18 Cane of Elemental Authority
A cane's plain silver handle, floating at hip height, above a swirling mass of elemental stuff (e.g. flame, water, mist, lightning, etc). The user is seen as a figure of authority by creatures of the cane's element. Sentient elemental creatures get a save every 24h to resist the cane, a success renders them immune altogether. Elementals of other kinds view the cane bearer as a prime target to topple in an attempt to further their own element's sphere of influence. It's nothing personal. The wearer is immune to the cane's element as long as one hand is on the handle.

19 Planar Anchors
Seven matching piercings of outsider bones. If worn on the chakra points, they prevent any forced movement across time and space like teleportation, banishment, plane shift, or astral projection, including by your own spells.

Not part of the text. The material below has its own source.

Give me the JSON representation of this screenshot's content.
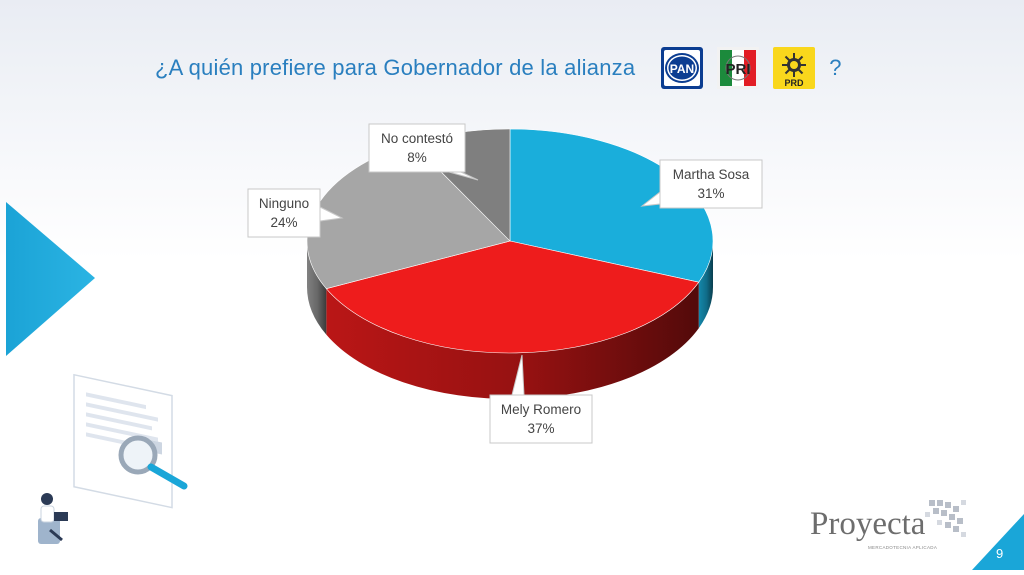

The Anchors also stop ageing, even from magical sources, but getting up in the morning requires a successful save to not spend the day in lethargy, unable to move about much.

20 Void Tree
A seed like a misshapen acorn, black and oily and suspiciously squishy. If kept in absolute darkness, out of the acorn grows a slender trunk, translucent like gossamer against shadows, out of which sprout luminescent, colourless leaves. After a year and a day, if the tree is exposed to a moonless night, vast clusters of flowers open up to the stars, emitting clouds of glittering pollen. For this one night, the pollen joins this realm to the void beyond and allows free transit, but at the first sign of morning, the blossoms and the portal both close forever. Void Trees are usually grown within specially constructed towers, guarded jealously.